И на эту тему тов. Ногин говорил несколько минут вкрадчиво и осторожно. Я никак не мог понять, о чем, собственно, идет речь. О том, что нужно ко всему быть готовым, я уже много времени назад говорил с тов. Свердловым и получил от него соответствующие распоряжения и указания, да и положение товарища Ногина было не таким, чтобы он мог давать какие-либо распоряжения от имени Центрального Комитета партии или от верховных органов Советской власти, так как он в этих органах не состоял. Он был народным комиссаром труда Московской области. Наконец он говорит: «Необходимо во что бы то ни стало принять меры к сохранению Владимира Ильича». Я подумал, что в здоровье тов. Ленина наступило сильное ухудшение, и сильно заволновался. Виктор Павлович Ногин, не дождавшись моего вопроса, поспешил успокоить: «Не пугайтесь, не пугайтесь, с раной у него не так уж плохо, врачи уверены, что Владимир Ильич поправится. Я говорю о другом. Владимира Ильича нужно вывезти из Москвы в какое-либо укромное местечко. Это необходимо по двум причинам: во-первых, ему нужен для лечения свежий деревенский воздух и там он будет от дел подальше, его не будут беспокоить, а во-вторых, и это самое главное, необходимо Владимира Ильича спрятать в такое место, чтобы в случае каких-либо событий в Москве мы были бы уверены, что его не смогут найти контрреволюционеры. Конечно, если бы тов. Ленин был здоров, он сам бы принял всякие меры и не заставил бы о себе заботиться, а сам позаботился бы о других».

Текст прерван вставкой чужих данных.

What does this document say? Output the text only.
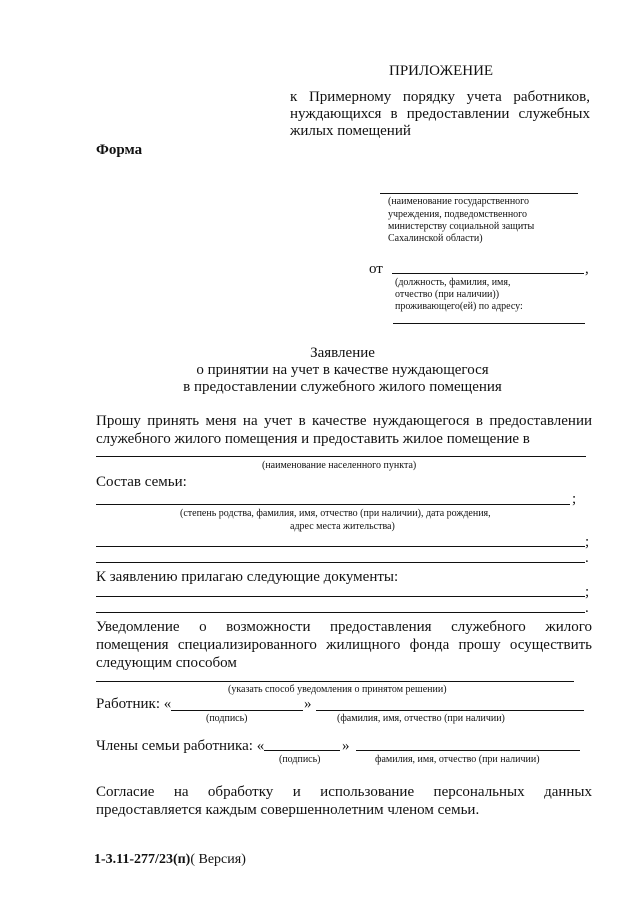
ПРИЛОЖЕНИЕ
к Примерному порядку учета работников,
нуждающихся в предоставлении служебных
жилых помещений
Форма
(наименование государственного
учреждения, подведомственного
министерству социальной защиты
Сахалинской области)
от	,
(должность, фамилия, имя,
отчество (при наличии))
проживающего(ей) по адресу:
Заявление
о принятии на учет в качестве нуждающегося
в предоставлении служебного жилого помещения
Прошу принять меня на учет в качестве нуждающегося в предоставлении
служебного жилого помещения и предоставить жилое помещение в
(наименование населенного пункта)
Состав семьи:
;
(степень родства, фамилия, имя, отчество (при наличии), дата рождения,
адрес места жительства)
;
.
К заявлению прилагаю следующие документы:
;
.
Уведомление о возможности предоставления служебного жилого
помещения специализированного жилищного фонда прошу осуществить
следующим способом
(указать способ уведомления о принятом решении)
Работник: «	»
(подпись)	(фамилия, имя, отчество (при наличии)
Члены семьи работника: «	»
(подпись)	фамилия, имя, отчество (при наличии)
Согласие на обработку и использование персональных данных
предоставляется каждым совершеннолетним членом семьи.
1-3.11-277/23(п)( Версия)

— Так как вы, товарищ Сапронов, хорошо знакомы с местами Московской губернии, то мы вот и полагали бы, чтобы вы занялись подысканием соответствующего места. Да как можно скорее. Имейте в виду, что это нужно сделать так тайно, чтобы никто об этом не узнал. Это делается узкою группой личных друзей Владимира Ильича, в частности Мария Ильинична (сестра товарища Ленина) этим вопросом очень озабочена.
Тут же тов. Ногин мне посоветовал поселить Владимира Ильича в избе какого-нибудь крестьянина под видом какого-либо больного приезжего родственника, на что я ему возразил, что если искать надежное и безопасное место, так это не деревенскую избу, а рабочую каморку. У нас в Московской губернии есть такие заводы, которые из себя представляют целую вооруженную крепость, и уж там-то Владимир Ильич будет в безопасности.

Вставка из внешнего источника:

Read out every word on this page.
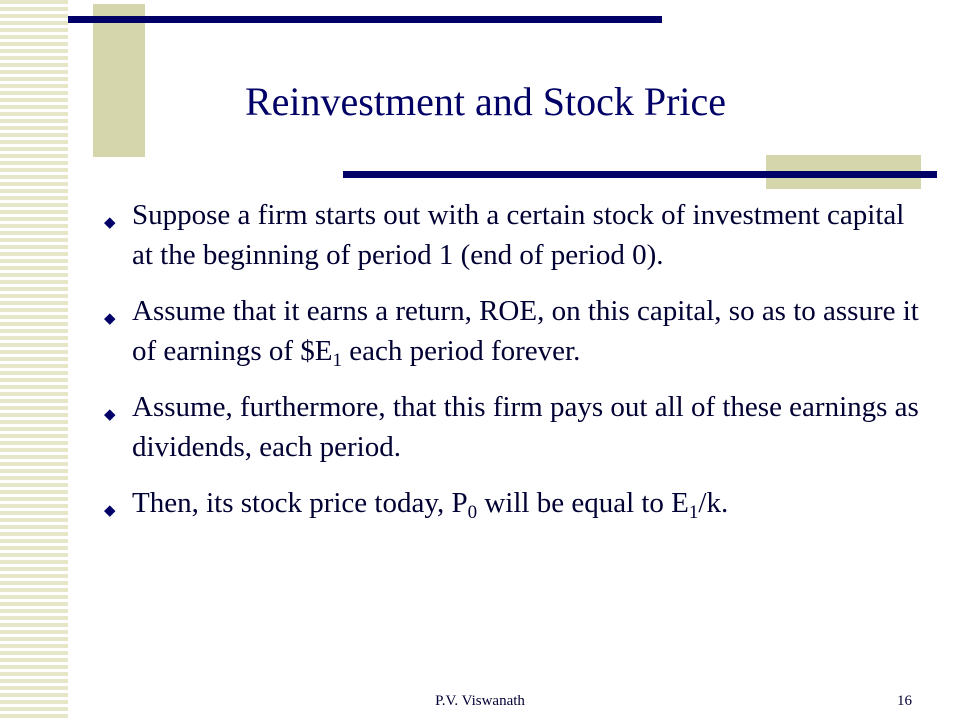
Reinvestment and Stock Price
◆ Suppose a firm starts out with a certain stock of investment capital at the beginning of period 1 (end of period 0).
◆ Assume that it earns a return, ROE, on this capital, so as to assure it of earnings of $\$E_1$ each period forever.
◆ Assume, furthermore, that this firm pays out all of these earnings as dividends, each period.
◆ Then, its stock price today, $P_0$ will be equal to $E_1/k$.
P.V. Viswanath	16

— Это-то — да,— возразил Виктор Павлович,— но там ведь стоит кому-либо увидеть товарища Ленина, сейчас же его узнают, а нам нужно найти такое место, чтобы никто и не подозревал, что там живет Владимир Ильич, чтобы его никто не мог узнать и разгласить это.

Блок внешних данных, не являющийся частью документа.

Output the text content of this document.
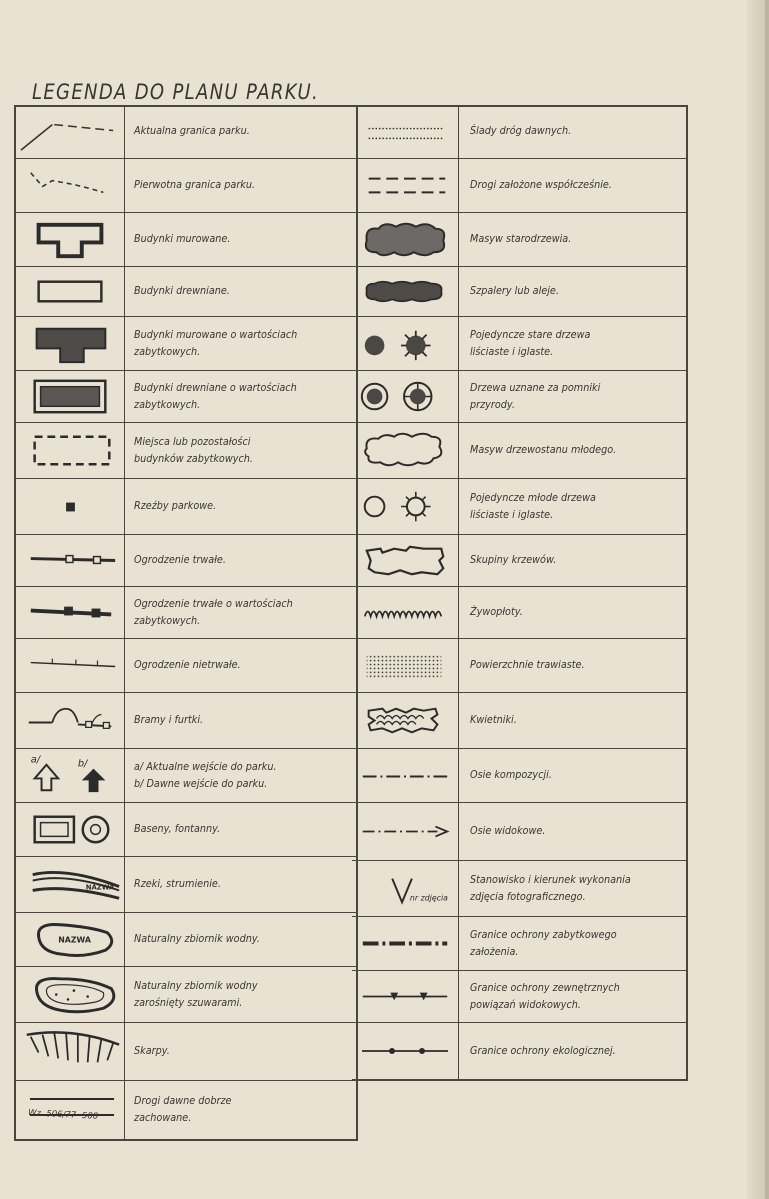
LEGENDA DO PLANU PARKU.
Aktualna granica parku.
Pierwotna granica parku.
Budynki murowane.
Budynki drewniane.
Budynki murowane o wartościach
zabytkowych.
Budynki drewniane o wartościach
zabytkowych.
Miejsca lub pozostałości
budynków zabytkowych.
Rzeźby parkowe.
Ogrodzenie trwałe.
Ogrodzenie trwałe o wartościach
zabytkowych.
Ogrodzenie nietrwałe.
Bramy i furtki.
a/	b/	a/ Aktualne wejście do parku.
b/ Dawne wejście do parku.
Baseny, fontanny.
NAZWA Rzeki, strumienie.
NAZWA	Naturalny zbiornik wodny.
Naturalny zbiornik wodny
zarośnięty szuwarami.
Skarpy.
Drogi dawne dobrze
zachowane.
Ślady dróg dawnych.
Drogi założone współcześnie.
Masyw starodrzewia.
Szpalery lub aleje.
Pojedyncze stare drzewa
liściaste i iglaste.
Drzewa uznane za pomniki
przyrody.
Masyw drzewostanu młodego.
Pojedyncze młode drzewa
liściaste i iglaste.
Skupiny krzewów.
Żywopłoty.
Powierzchnie trawiaste.
Kwietniki.
Osie kompozycji.
Osie widokowe.
nr zdjęcia
Stanowisko i kierunek wykonania
zdjęcia fotograficznego.
Granice ochrony zabytkowego
założenia.
Granice ochrony zewnętrznych
powiązań widokowych.
Granice ochrony ekologicznej.
Wz. 506/77- 500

Для меня было ясно, что в Московской губернии нельзя было найти такой деревни, чтобы не узнали Владимира Ильича, так как почти в каждой деревне имелись его портреты. Да если еще принять во внимание, что крестьяне родственников друг друга знают наперечет, появление же нового человека вызовет интерес всей деревни, и тов. Ленин неизбежно будет узнан.
Эту мысль я тут же высказал тов. Ногину, но дальше мы этот вопрос обсуждать не стали. Получив от меня заверения, что соответствующее помещение будет найдено, тов. Ногин, прощаясь, сказал:
— Меня интересует безопасность Владимира Ильича, а где и какое это будет помещение, меня мало интересует, и поэтому в дальнейшем, когда помещение будет найдено, вы будете иметь дело с Марией Ильиничной.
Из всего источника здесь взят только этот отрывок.